Creed
Illustration: Leo Greenfield

BROKEN DOWN INTO ITS PUREST FORMS, good style tends to operate in two modes: duty and off-duty. Day and night. A wardrobe that divides itself according to purpose and energy. The jacket you reach for when meetings stack across the morning. The knit polo you shrug into before a late dinner. It’s a rhythm as old as tailoring itself. And the same rhythm applies to scent.

Fragrance, like clothing, communicates intention. We may say we wear it for ourselves. We do, of course. But it also has a way of signalling how we would like to move through the world, an ideal. Its effect is subtle yet persistent. A slow reveal rather than an announcement. Choosing the right fragrance for the right moment becomes a kind of personal editorial: a way of shaping the atmosphere of your day.

For more than two and a half centuries, French fragrance house Creed has worked within these precise spaces. Where scent wears as an extension of character rather than decoration. Founded in London in 1760 and now based in Paris, the house has always approached perfumery much like bespoke tailoring: material chosen with discernment, construction guided by lineage and touch rather than formula. Creations are blended using traditional infusion techniques preserved through generations, allowing natural ingredients to speak in full tone. The result is a style that feels lived-in, assured, and quietly resonant.

Silver Mountain Water by Creed. Illustration: Leo Greenfield

For daytime, when clarity is needed, something that conveys the crisp, clean lines of a tailored shirt is of the essence. A fragrance with presence, but one that stays taut and bright. Creed’s Silver Mountain Water hits that mark. Created in the mid-90s during a moment when minimalism dominated wardrobes (Jil Sander was the master of the white shirt) and architecture alike, the fragrance carries an alpine clarity. There’s an almost athletic purity to it. If a starched white shirt had a scent, this would be close.

Silver Mountain Water is built around a sparkling accord of bergamot and mandarin at the top. It opens cool and bright, like the first breath stepping outside in winter sun. But what makes it linger in the memory is the duo of green tea and blackcurrant. The tea lends a pale, silvery translucence, a quiet confidence. The blackcurrant seed adds slight depth and tang, suggesting movement rather than stillness. And threading through all this is a faint metallic edge, which has become its signature. An impression of cold water running over smooth stone.

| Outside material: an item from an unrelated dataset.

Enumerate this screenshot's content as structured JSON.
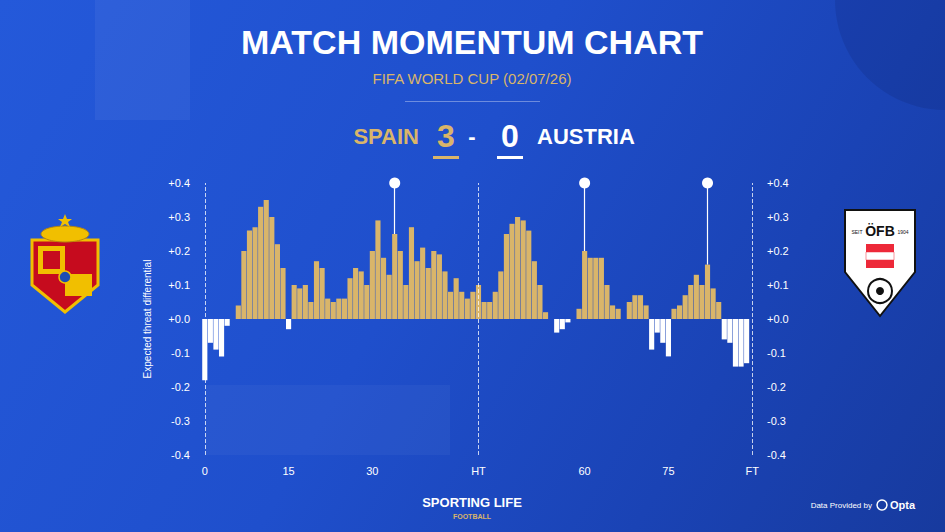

This is the fragrance of work done well. Of mornings that begin early and proceed with intent. The man who wears it doesn’t rush. He keeps his desk clear. Drinks long black, or perhaps nothing until midday. Silver Mountain Water lifts the senses without intruding. It lets the wearer stay alert, present, without overwhelming the room. Think of it as the olfactory equivalent of sharp tailoring in pale grey or navy. Quiet. Precise. More felt than announced.

But daylight hours always lead somewhere. The inbox closes. Shirts loosen. The city changes temperature. And as it shifts, your fragrance should too.

Green Irish Tweed by Creed. Illustration: Leo Greenfield

If Silver Mountain Water is daylight cutting across glass, Green Irish Tweed is dusk settling over old stone upon the fields of Ireland’s West Country. It belongs to that timeless category of “elegant masculine” fragrances that need no introduction or trend cycle to justify their place. Originally composed in 1985, it has become a quiet icon of evening scent. Application feels like buttoning a jacket before stepping into the night. Purposeful, certain, slightly thrilling.

Where Silver Mountain Water is fresh, Green Irish Tweed is textured. It opens with violet leaf, cool, green, slightly mineral, evoking the sensation of walking through long grass after rain. Lemon verbena brightens it, a flash of gold against the green. But the heart sinks deeper, into iris and a restrained warmth of ambergris. The oakmoss and sandalwood in the base provide a slow, confident finish. It is smooth and tailored, with the easy sophistication of someone who doesn’t need to fill the silence to hold attention.

There’s often a temptation when choosing an evening fragrance to go loud. Smoke, spice, heavy woods. Something that dominates the room. But Green Irish Tweed works differently. It moves close to the skin and stays there, inviting proximity. The effect is considered. Intimate. The fragrance invites enquiring minds closer, rather than imposing.

If Silver Mountain Water belongs to the office, the café, the late afternoon run to an appointment, Green Irish Tweed finds its home at dinner tables and bars. Selecting one for day and one for night becomes less a matter of switching up the style and more a continuation of tone and refining the clarity of each moment. Silver Mountain Water respects the structure of the day’s work. Green Irish Tweed expands into the pleasures that follow once the work is done.

And perhaps that is the point. The choices we make in scent, as in clothing, reflect how we want to feel across the shifting tempo of time. Daylight can demand focus. Evening rewards ease. To navigate between the two requires awareness rather than excess. 

Of course, you can always be the minimalist who prefers to stay true to a singular method of expression. 

But it does make life that much more interesting when you can mark the passing of a moment with one bottle or the other.